We will continue to work with the nurses and the paramedics and all the other staff who work in hospitals. It is because of the COVID-19 pandemic that these things have become even more critical than they were before. That is yet another thing that the Premier could choose to do to reduce the impact of COVID-19 infection on hospitals. The recent modelling that was just released shows if we did introduce a mask wearing mandate indoors, we would be cutting the risk of COVID-19 cases between now and November by 20 per cent. This was Australian research that was done: a 20 per cent reduction in COVID-19 cases. Would we not like to do that in Tasmania, have 20 per cent fewer people between now and November who are infected and worse, reinfected or re reinfected with the virus? Each time a person gets reinfected with COVID-19 that increases their risk of a serious health outcome.

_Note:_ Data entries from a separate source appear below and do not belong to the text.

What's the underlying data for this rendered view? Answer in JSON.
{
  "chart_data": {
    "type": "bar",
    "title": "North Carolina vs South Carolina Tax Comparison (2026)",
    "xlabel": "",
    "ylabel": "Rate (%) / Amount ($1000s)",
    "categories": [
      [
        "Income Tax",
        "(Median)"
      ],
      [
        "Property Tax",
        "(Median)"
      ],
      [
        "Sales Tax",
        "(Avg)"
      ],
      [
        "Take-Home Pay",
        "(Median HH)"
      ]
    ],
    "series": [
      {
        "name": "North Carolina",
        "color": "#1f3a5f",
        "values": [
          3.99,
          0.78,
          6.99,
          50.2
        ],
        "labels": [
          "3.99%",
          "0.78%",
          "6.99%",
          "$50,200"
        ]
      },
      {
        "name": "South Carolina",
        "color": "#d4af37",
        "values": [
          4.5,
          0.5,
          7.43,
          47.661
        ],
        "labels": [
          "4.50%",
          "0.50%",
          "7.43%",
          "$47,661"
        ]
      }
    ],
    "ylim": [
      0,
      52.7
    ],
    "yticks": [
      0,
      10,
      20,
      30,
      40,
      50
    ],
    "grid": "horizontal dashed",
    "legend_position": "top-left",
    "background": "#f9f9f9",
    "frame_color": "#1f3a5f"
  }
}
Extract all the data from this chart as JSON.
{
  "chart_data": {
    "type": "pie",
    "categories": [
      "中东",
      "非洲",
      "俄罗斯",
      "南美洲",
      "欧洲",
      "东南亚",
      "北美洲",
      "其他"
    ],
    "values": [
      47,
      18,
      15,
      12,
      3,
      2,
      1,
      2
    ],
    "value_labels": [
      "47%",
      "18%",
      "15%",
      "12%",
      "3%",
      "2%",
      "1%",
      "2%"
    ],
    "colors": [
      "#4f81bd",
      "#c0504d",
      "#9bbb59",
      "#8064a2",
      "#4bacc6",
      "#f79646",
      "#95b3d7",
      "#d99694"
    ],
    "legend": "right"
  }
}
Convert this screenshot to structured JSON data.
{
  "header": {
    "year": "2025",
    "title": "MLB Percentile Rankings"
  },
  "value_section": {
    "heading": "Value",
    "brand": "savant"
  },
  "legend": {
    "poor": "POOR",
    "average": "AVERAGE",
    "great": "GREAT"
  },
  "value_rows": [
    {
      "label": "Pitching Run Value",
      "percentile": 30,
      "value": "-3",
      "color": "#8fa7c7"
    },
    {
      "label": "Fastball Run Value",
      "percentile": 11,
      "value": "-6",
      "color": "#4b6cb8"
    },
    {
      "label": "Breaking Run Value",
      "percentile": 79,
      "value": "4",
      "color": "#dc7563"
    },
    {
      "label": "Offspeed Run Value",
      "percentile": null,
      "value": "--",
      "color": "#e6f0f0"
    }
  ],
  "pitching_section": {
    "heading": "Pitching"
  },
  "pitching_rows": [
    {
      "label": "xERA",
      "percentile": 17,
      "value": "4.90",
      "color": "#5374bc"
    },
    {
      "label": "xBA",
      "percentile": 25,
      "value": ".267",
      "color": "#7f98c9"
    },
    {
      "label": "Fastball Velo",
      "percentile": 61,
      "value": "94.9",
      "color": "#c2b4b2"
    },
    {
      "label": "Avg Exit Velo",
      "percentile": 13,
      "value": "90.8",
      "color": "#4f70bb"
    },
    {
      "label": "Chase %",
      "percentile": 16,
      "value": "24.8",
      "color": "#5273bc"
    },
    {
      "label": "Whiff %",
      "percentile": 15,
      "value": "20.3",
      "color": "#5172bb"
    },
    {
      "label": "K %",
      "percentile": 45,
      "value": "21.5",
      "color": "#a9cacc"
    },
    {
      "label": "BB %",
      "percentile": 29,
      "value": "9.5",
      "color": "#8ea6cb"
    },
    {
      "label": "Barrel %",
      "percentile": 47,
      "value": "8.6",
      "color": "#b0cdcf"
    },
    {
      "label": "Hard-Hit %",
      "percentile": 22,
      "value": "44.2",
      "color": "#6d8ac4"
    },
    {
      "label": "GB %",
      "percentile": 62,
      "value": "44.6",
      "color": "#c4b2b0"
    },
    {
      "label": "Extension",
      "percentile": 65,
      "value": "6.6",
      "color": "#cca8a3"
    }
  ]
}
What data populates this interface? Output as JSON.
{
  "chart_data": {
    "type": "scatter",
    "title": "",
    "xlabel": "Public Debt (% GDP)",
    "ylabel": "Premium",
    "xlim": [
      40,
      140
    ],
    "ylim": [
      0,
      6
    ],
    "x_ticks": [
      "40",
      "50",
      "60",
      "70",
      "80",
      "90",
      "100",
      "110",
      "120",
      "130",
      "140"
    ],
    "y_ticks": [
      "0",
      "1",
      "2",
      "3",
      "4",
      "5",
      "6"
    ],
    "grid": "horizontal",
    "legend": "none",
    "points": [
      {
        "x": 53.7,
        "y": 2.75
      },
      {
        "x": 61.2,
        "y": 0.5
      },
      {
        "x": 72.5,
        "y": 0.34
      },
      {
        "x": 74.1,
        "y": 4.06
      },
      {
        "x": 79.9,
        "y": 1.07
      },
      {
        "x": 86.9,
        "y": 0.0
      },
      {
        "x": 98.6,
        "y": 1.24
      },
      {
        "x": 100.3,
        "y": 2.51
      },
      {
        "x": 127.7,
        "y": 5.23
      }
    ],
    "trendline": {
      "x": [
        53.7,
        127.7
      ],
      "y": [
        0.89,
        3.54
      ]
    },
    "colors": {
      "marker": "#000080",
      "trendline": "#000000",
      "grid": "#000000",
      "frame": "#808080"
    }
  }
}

The Australian Bureau of Statistics research released yesterday has shown that Australia has had in the period of COVID-19 a 14 per cent increase in people who have died of diabetes and a 20 per cent increase in people who have died of dementia. We can do something about this. We can cut those figures because it is avoidable if you do not get infected in the first place.
The United Kingdom, the United States and Australia are showing an identical trend. The UK data released this week shows a 4 per cent increase in all deaths because of COVID 19. These are huge numbers and they are people who are dying unnecessarily. They end up in ambulances; they end up in hospital; they take up a bed; they need to recover and it takes a very long time if they are able to recover.
This is something that the Premier, Minister for Health, can be doing to reduce the pressure on the health system. People can wear masks indoors. Mandate wearing masks indoors while this COVID-19 pandemic has the amount of virus circulating that it is. Reduce the risk of reinfection and reduce the risk from that of serious health outcomes.
We very much support the changes to do with the definition of paramedics. We wonder why it did take so long because I understand this is a change that brings us into a similar line to other medical professions and other registered professions. I wonder why it has taken since 2018 for that change to be made law because it enables private paramedics, those working in communities, to not have a different or restrictive purpose, and I understand it increases the opportunity for a person to be employed in a range of paramedical services which is obviously desirable.
I will finish up here and thank the staff who provided us with that briefing again and encourage the minister to put his energies into changing the things that can be changed. It has been too long for this Liberal Government to be under-funding every single year the health system for us to have to suffer through any carping for the newly elected Labor Government about why things are not being done at that level when we have had radio silence for the last eight years with the Morrison and previous prime ministers' Liberal Governments about exactly the same issues. So why is there a difference between one day and the next? It is shameful to really start to point the finger to Canberra when you were not prepared to do that earlier.